February 11th, 2008
Ellingson believes that would be to the nation’s detriment. He says that when the humble Apis mellifera, which constitutes 95 percent of the country’s crop pollinators (for produce as well as food for cattle feed), is in desperately slim supply, the government and mega-farms will finally act. But not until many commercial bee producers have already gone out of business.
“The beekeepers are considered a small player in agriculture production, but people just don’t see it. They don’t see the light. But they will,” he says.
Those concerns make continued research all the more essential (and, as it turns out, controversial) – not just as concerns CCD, which causes the most wide-spread devastation, but in relation to the dreaded, vampiric Varroa mite, which kills more individual bees than anything else, according to both Danny Weaver, president of the American Beekeeping Federation, and Pennsylvania State Apiarian Dennis vanEngelsvorp.
“If we want to see this industry survive, we need to have some answers to long-standing problems as well as the new ones,” vanEngelsvorp says. “We’ve been dealing with the Varroa mite for 25 years, and right now we don’t have good control measures for it. So there are some very concrete things that we need to do outside of CCD to keep bees healthy (the Farm Bill’s funding would address some of that). For instance, we don’t understand bee nutrition. … But CCD is really scary because you have that on top of Varroa.

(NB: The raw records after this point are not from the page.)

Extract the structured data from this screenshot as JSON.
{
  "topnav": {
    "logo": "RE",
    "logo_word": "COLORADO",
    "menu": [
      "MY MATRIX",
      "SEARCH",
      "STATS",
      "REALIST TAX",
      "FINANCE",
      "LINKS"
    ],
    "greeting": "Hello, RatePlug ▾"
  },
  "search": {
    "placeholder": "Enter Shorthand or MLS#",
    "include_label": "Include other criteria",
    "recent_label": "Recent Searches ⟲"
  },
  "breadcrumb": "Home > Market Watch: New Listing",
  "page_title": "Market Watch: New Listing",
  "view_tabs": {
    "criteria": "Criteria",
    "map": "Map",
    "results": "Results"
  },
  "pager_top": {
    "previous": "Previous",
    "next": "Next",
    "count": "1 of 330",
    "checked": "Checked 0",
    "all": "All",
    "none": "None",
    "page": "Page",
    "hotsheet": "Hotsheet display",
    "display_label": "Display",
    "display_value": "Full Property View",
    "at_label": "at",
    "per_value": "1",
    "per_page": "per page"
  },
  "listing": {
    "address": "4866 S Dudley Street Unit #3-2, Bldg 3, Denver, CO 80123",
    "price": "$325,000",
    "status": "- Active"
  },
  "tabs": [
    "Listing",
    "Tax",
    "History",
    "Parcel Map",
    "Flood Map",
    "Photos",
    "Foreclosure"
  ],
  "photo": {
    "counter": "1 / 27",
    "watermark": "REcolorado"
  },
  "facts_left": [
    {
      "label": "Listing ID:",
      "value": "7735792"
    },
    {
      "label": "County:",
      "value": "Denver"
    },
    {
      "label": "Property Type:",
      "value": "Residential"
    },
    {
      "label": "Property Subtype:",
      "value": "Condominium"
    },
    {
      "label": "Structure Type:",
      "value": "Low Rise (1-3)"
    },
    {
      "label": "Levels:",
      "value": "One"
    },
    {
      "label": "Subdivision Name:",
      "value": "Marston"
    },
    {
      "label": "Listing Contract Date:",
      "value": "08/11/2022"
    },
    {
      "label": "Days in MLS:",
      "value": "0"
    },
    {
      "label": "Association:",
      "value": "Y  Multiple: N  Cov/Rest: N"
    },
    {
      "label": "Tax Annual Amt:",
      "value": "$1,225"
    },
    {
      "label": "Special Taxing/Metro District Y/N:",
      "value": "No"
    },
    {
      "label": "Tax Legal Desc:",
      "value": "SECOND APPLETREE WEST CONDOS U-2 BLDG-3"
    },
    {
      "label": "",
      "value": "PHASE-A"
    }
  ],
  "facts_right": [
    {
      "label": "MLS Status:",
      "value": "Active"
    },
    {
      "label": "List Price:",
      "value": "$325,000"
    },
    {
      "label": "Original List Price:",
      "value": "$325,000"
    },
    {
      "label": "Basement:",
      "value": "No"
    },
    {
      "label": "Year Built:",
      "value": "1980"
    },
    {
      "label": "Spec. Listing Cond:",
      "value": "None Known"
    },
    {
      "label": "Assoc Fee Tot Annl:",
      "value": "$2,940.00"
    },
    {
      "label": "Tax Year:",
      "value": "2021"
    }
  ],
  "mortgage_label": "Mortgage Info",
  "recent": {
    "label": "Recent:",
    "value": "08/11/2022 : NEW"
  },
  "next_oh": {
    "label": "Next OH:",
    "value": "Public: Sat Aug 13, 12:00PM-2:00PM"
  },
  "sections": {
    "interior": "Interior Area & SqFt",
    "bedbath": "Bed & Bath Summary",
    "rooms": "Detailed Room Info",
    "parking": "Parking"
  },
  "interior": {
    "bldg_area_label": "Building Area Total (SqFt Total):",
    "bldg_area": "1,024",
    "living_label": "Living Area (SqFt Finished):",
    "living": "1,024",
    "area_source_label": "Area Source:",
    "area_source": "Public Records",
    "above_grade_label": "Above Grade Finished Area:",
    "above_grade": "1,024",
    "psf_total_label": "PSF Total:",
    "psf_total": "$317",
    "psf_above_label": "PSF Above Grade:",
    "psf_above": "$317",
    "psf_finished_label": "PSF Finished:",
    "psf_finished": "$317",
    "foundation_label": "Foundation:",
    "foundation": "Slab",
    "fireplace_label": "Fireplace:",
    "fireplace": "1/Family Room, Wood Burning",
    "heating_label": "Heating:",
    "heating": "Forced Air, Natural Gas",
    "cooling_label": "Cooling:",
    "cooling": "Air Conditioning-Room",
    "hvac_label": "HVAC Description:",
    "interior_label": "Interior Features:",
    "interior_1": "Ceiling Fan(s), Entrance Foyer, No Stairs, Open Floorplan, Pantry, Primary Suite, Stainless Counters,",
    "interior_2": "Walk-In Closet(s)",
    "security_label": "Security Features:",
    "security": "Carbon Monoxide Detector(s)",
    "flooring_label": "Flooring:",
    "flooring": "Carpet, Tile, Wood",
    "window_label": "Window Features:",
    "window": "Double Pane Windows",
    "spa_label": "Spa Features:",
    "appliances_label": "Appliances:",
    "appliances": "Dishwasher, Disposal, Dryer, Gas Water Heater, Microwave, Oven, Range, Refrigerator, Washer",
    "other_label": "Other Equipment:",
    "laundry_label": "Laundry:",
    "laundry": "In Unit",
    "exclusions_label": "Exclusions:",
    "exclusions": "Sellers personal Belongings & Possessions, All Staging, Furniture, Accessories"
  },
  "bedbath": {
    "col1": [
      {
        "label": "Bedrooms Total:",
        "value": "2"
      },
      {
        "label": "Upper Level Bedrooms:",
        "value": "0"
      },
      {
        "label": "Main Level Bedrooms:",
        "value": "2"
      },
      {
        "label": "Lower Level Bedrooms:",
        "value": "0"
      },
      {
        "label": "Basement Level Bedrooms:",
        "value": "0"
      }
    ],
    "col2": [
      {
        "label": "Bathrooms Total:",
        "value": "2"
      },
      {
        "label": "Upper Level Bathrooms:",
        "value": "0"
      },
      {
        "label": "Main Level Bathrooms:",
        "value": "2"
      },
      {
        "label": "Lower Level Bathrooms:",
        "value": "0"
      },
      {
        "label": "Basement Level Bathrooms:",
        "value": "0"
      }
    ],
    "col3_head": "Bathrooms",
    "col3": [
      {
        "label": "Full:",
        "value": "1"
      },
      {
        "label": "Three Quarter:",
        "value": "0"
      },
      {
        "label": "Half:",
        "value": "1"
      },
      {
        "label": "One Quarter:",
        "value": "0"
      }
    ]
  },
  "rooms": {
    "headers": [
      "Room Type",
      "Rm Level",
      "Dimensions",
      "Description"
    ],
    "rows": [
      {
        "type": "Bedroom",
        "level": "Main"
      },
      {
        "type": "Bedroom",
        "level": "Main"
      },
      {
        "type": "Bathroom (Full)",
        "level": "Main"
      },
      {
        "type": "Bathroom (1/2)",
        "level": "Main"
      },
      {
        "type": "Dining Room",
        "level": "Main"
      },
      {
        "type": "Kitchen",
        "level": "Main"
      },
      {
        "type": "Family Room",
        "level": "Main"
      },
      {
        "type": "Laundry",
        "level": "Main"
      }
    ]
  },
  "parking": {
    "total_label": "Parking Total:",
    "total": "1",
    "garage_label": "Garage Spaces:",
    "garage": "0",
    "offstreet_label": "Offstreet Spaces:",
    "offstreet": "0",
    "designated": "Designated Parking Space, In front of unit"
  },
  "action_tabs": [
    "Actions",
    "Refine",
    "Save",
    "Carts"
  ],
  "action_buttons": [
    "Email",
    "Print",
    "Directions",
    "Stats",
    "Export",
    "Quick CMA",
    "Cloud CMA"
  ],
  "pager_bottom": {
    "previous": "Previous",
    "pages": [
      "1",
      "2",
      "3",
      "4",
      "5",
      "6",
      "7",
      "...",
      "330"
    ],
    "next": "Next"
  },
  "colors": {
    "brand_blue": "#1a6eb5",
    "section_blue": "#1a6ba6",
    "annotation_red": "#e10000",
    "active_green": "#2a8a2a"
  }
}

So you can do everything right to get rid of Varroa mites, and you still might be wiped out by CCD. … They could very well be linked, like smoking is linked to a lot of different health issues. It’s a real complicated problem.”
Meanwhile, entomologist Cox-Foster and key researchers like the USDA’s Jeff Pettis, Columbia University’s Ian Lipkin and others in Arizona and Champagne, Ill., continue the race for a cure.
In an interview last week, Cox-Foster said that her Penn State lab is seeing ever more convincing evidence of the IAPV link, based on an experiment begun in mid-January, which introduced the virus into healthy hives. And if the lab can indisputably link IAPV to CCD, that’s one big step toward solving the mystery.